Department of Biotechnology, Indian Institute of Technology Hyderabad, Kandi, Telangana 502285, India.
Infect Genet Evol. 2021 Sep;93:104973. doi: 10.1016/j.meegid.2021.104973. Epub 2021 Jun 18.
SARS-CoV-2 is currently causing major havoc worldwide with its efficient transmission and propagation. To track the emergence as well as the persistence of mutations during the early stage of the pandemic, a comparative analysis of SARS-CoV-2 whole proteome sequences has been performed by considering manually curated 31,389 whole genome sequences from 84 countries. Among the 7 highly recurring (percentage frequency≥10%) mutations (Nsp2:T85I, Nsp6:L37F, Nsp12:P323L, Spike:D614G, ORF3a:Q57H, N protein:R203K and N protein:G204R), N protein:R203K and N protein: G204R are co-occurring (dependent) mutations. Nsp12:P323L and Spike:D614G often appear simultaneously. The highly recurring Spike:D614G, Nsp12:P323L and Nsp6:L37F as well as moderately recurring (percentage frequency between ≥1 and <10%) ORF3a:G251V and ORF8:L84S mutations have led to4 major clades in addition to a clade that lacks high recurring mutations. Further, the occurrence of ORF3a:Q57H&Nsp2:T85I, ORF3a:Q57H and N protein:R203K&G204R along with Nsp12:P323L&Spike:D614G has led to 3 additional sub-clades. Similarly, occurrence of Nsp6:L37F and ORF3a:G251V together has led to the emergence of a sub-clade. Nonetheless, ORF8:L84S does not occur along with ORF3a:G251V or Nsp6:L37F. Intriguingly, ORF3a:G251V and ORF8:L84S are found to occur independent of Nsp12:P323L and Spike:D614G mutations. These clades have evolved during the early stage of the pandemic and have disseminated across several countries. Further, Nsp10 is found to be highly resistant to mutations, thus, it can be exploited for drug/vaccine development and the corresponding gene sequence can be used for the diagnosis. Concisely, the study reports the SARS-CoV-2 antigens diversity across the globe during the early stage of the pandemic and facilitates the understanding of viral evolution.

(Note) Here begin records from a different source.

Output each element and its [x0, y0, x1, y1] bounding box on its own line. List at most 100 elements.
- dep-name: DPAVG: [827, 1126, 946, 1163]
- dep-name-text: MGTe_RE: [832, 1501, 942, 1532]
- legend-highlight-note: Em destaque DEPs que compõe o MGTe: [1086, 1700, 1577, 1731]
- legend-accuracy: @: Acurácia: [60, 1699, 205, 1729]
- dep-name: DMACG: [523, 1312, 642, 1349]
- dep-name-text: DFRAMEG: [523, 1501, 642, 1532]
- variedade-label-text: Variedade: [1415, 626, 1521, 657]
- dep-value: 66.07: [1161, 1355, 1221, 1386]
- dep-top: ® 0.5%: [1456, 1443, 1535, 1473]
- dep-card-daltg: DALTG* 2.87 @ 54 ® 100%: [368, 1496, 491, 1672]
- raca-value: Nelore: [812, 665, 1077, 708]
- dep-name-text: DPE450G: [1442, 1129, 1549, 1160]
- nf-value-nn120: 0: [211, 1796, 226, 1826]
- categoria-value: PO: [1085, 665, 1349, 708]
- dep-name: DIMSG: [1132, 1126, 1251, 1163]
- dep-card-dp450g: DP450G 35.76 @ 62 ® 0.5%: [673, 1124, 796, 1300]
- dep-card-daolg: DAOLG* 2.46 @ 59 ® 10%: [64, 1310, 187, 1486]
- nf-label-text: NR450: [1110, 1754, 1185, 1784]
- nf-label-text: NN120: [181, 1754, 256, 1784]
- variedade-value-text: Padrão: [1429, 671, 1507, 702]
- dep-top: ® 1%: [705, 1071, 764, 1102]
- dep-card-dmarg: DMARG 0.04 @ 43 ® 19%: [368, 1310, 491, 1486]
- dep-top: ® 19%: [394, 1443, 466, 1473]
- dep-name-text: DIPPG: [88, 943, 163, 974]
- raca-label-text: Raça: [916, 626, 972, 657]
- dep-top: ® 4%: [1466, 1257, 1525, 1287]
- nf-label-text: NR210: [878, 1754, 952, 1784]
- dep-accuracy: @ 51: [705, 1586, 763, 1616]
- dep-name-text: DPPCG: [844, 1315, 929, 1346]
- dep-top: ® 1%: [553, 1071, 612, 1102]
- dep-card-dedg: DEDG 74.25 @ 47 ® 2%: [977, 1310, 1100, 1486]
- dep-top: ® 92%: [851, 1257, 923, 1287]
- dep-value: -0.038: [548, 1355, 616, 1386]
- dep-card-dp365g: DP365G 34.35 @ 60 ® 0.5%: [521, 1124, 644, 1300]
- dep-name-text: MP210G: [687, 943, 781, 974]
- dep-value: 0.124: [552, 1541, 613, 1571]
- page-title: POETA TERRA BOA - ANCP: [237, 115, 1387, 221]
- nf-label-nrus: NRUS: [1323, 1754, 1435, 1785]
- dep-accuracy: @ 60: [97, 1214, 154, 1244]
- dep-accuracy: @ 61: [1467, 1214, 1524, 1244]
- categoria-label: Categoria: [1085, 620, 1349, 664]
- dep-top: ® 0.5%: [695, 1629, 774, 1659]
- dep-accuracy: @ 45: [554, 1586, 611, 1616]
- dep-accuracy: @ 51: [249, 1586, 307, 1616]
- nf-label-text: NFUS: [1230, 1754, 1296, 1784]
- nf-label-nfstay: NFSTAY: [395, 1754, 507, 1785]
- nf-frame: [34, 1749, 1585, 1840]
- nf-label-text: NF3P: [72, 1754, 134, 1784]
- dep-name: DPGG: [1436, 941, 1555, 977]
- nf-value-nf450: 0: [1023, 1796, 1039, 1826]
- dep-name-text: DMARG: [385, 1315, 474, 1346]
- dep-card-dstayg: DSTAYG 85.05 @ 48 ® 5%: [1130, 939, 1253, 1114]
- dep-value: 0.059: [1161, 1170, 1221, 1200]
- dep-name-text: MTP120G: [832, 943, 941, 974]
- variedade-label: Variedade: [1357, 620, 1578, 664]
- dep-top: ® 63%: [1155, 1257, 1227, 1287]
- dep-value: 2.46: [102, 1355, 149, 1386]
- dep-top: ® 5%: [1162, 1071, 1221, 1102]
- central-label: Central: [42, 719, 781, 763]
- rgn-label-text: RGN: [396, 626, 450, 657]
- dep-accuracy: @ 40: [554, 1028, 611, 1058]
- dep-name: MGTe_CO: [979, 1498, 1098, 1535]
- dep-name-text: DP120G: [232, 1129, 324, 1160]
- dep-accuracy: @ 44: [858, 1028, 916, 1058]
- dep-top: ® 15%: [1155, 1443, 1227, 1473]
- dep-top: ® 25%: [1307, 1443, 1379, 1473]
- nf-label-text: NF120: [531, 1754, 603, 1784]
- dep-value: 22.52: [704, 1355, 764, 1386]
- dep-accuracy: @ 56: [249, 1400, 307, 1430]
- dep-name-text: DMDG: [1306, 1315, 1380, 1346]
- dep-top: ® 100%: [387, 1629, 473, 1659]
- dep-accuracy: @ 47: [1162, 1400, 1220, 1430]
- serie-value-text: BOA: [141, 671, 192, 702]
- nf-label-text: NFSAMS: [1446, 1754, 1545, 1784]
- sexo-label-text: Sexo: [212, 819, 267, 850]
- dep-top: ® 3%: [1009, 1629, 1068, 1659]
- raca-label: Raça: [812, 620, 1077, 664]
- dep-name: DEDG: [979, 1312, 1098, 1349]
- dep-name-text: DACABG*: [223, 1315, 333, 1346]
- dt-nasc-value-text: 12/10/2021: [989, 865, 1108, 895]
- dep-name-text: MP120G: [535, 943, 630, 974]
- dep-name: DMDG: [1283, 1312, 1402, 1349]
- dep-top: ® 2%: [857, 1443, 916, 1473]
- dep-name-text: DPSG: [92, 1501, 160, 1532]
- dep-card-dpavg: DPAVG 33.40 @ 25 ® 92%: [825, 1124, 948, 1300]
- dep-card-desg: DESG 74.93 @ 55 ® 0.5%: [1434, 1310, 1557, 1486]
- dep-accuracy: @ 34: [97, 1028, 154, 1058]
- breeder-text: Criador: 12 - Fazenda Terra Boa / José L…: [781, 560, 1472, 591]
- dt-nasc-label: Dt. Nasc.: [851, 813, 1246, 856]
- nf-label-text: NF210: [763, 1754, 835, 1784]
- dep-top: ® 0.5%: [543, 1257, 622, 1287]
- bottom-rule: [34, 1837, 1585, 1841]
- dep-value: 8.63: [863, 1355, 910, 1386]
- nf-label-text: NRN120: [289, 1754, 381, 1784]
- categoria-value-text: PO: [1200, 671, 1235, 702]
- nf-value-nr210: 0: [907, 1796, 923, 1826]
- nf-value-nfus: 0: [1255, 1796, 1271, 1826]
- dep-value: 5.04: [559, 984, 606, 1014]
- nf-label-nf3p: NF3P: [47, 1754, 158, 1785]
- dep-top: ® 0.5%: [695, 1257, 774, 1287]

SARS-CoV-2 目前通过高效传播和繁殖在全球范围内造成严重破坏。为了在大流行早期追踪突变的出现和持续存在,对来自 84 个国家的 31389 个全基因组序列进行了 SARS-CoV-2 全蛋白质组序列的比较分析。在 7 个高频(频率百分比≥10%)突变(Nsp2:T85I、Nsp6:L37F、Nsp12:P323L、Spike:D614G、ORF3a:Q57H、N 蛋白:R203K 和 N 蛋白:G204R)中,N 蛋白:R203K 和 N 蛋白:G204R 是共同发生(依赖)的突变。Nsp12:P323L 和 Spike:D614G 经常同时出现。高频 Spike:D614G、Nsp12:P323L 和 Nsp6:L37F 以及中度高频(频率百分比在≥1%至<10%之间)ORF3a:G251V 和 ORF8:L84S 突变导致除了缺乏高频突变的聚类之外,还出现了 4 个主要聚类。此外,ORF3a:Q57H&Nsp2:T85I、ORF3a:Q57H 和 N 蛋白:R203K&G204R 以及 Nsp12:P323L&Spike:D614G 的出现导致了 3 个额外的亚聚类。同样,Nsp6:L37F 和 ORF3a:G251V 的出现导致了一个亚聚类的出现。然而,ORF8:L84S 不会与 ORF3a:G251V 或 Nsp6:L37F 一起出现。有趣的是,ORF3a:G251V 和 ORF8:L84S 被发现与 Nsp12:P323L 和 Spike:D614G 突变无关。这些聚类在大流行早期阶段进化,并在多个国家传播。此外,Nsp10 被发现对突变高度耐受,因此可以用于药物/疫苗开发,并且可以使用相应的基因序列进行诊断。简而言之,该研究报告了大流行早期全球范围内 SARS-CoV-2 抗原的多样性,并促进了对病毒进化的理解。